Bhaskar, a stuntman, is smitten with Cynthia, a college student. However, his heart is broken when he learns that she doesn't love him back, but he still to tries persuade her.

==Production==
The producers of the film had initially signed Pooja to play the lead role in January 2005, before Sandhya replaced her. Before Jiiva was brought on board, the film was shot for approximately ten days with actor Ashok Kumar, who was not paid for the role. Vijay Sethupathi played a police officer and was paid 250 rupees for the initial version, which was later scrapped. The film was reshot with Jiiva. He had previously trained in Kung fu for three years, underwent gymnastics training for his role as a stuntman. He performed some of the stunts himself, and was accompanied by stunt directors all the time. He further revealed stuntmen were the first to see the film.

== Soundtrack ==
The music for Dishyum was composed by Vijay Antony. The song "Dailamo Dailamo" was later reused in the Kannada film Buddhivantha (2008).
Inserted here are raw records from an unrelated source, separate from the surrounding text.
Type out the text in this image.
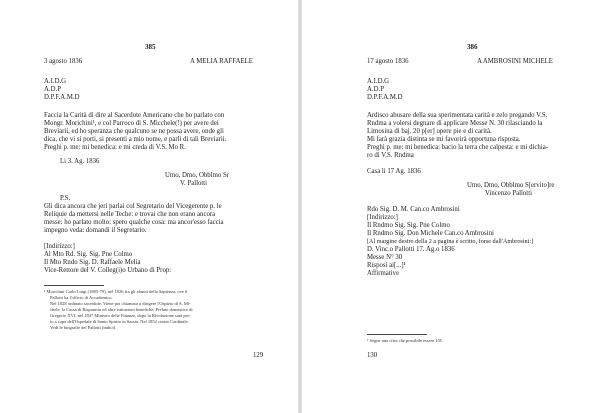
385
3 agosto 1836	A MELIA RAFFAELE
A.I.D.G
A.D.P
D.P.F.A.M.D
Faccia la Carità di dire al Sacerdote Americano che ho parlato con
Mongr. Morichini¹, e col Parroco di S. Micchele(!) per avere dei
Breviarii, ed ho speranza che qualcuno se ne possa avere, onde gli
dica, che vi si porti, si presenti a mio nome, e parli di tali Breviarii.
Preghi p. me: mi benedica: e mi creda di V.S. Mo R.
Li 3. Ag. 1836
Umo, Dmo, Obblmo Sr
V. Pallotti
P.S.
Gli dica ancora che jeri parlai col Segretario del Vicegerente p. le
Reliquie da mettersi nelle Teche: e trovai che non erano ancora
messe: ho parlato molto: spero qualche cosa: ma ancor'esso faccia
impegno veda: domandi il Segretario.
[Indirizzo:]
Al Mto Rd. Sig. Sig. Pne Colmo
Il Mto Rndo Sig. D. Raffaele Melia
Vice-Rettore del V. Colleg(i)o Urbano di Prop:
¹ Morichini Carlo Luigi (1805-79), nel 1826 fra gli alunni della Sapienza, ove il
Pallotti ha l'officio di Accademico.
Nel 1828 ordinato sacerdote. Viene poi chiamato a dirigere l'Ospizio di S. Mi-
chele, la Cassa di Risparmio ed altre istituzioni benefiche. Prelato domestico di
Gregorio XVI, nel 1847 Ministro delle Finanze, dopo la Rivoluzione sarà pro-
to a capo dell'Ospedale di Santo Spirito in Sassia. Nel 1852 creato Cardinale.
Vedi le biografie del Pallotti (indici).
129
386
17 agosto 1836	A AMBROSINI MICHELE
A.I.D.G
A.D.P
D.P.F.A.M.D
Ardisco abusare della sua sperimentata carità e zelo pregando V.S.
Rndma a volersi degnare di applicare Messe N. 30 rilasciando la
Limosina di baj. 20 p[er] opere pie e di carità.
Mi farà grazia distinta se mi favorirà opportuna risposta.
Preghi p. me: mi benedica: bacio la terra che calpesta: e mi dichia-
ro di V.S. Rndma
Casa li 17 Ag. 1836
Umo, Dmo, Obblmo S[ervito]re
Vincenzo Pallotti
Rdo Sig. D. M. Can.co Ambrosini
[Indirizzo:]
Il Rndmo Sig. Sig. Pne Colmo
Il Rndmo Sig. Don Michele Can.co Ambrosini
[Al margine destro della 2 a pagina è scritto, forse dall'Ambrosini:]
D. Vinc.o Pallotti 17. Ag.o 1836
Messe N° 30
Risposi ai[...]¹
Affirmative
¹ Segue una cifra che possibile essere 10¢.
130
| Song | Singers | Lyricist | Length |
|---|---|---|---|
| "Bhoomiku" | Gayathri, Vijay Antony, Rahul Nambiar | Vairamuthu | 4:37 |
| "Dailamo Dailamo" | Sangeetha Rajeshwaran, Vijay Antony | Vijay Antony | 4:28 |
| "Kitta Neringivaadi" | Sukhwinder Singh, Vinaya | Na. Muthukumar | 4:17 |
| "Nenjangootil" | Jayadev, Rajalakshmi | Vairamuthu | 4:36 |
| "Poo Meedhu" | Malgudi Subha | Pugazhendhi | 4:36 |

== Release ==
Dishyum was initially scheduled to release on 26 January 2026, but released a week later, 2 February.

==Critical reception==
Sify wrote, "This romantic feel-good film will make you think as the screenplay is written intelligently on the bitter-sweet nature of love". Lajjavathi of Kalki praised the acting of Jiiva, Sandhya and other actors, Vijay Antony's music and Santonio's cinematography but found climax to be dramatic which Sasi could have been avoided and added slowly developing love and increasing interest little by little, the film is completed with a thump that is a success for the direction.

== Accolades ==
Jiiva and Sandhya won the Tamil Nadu State Film Award Special Prizes for Best Actor and Actress respectively.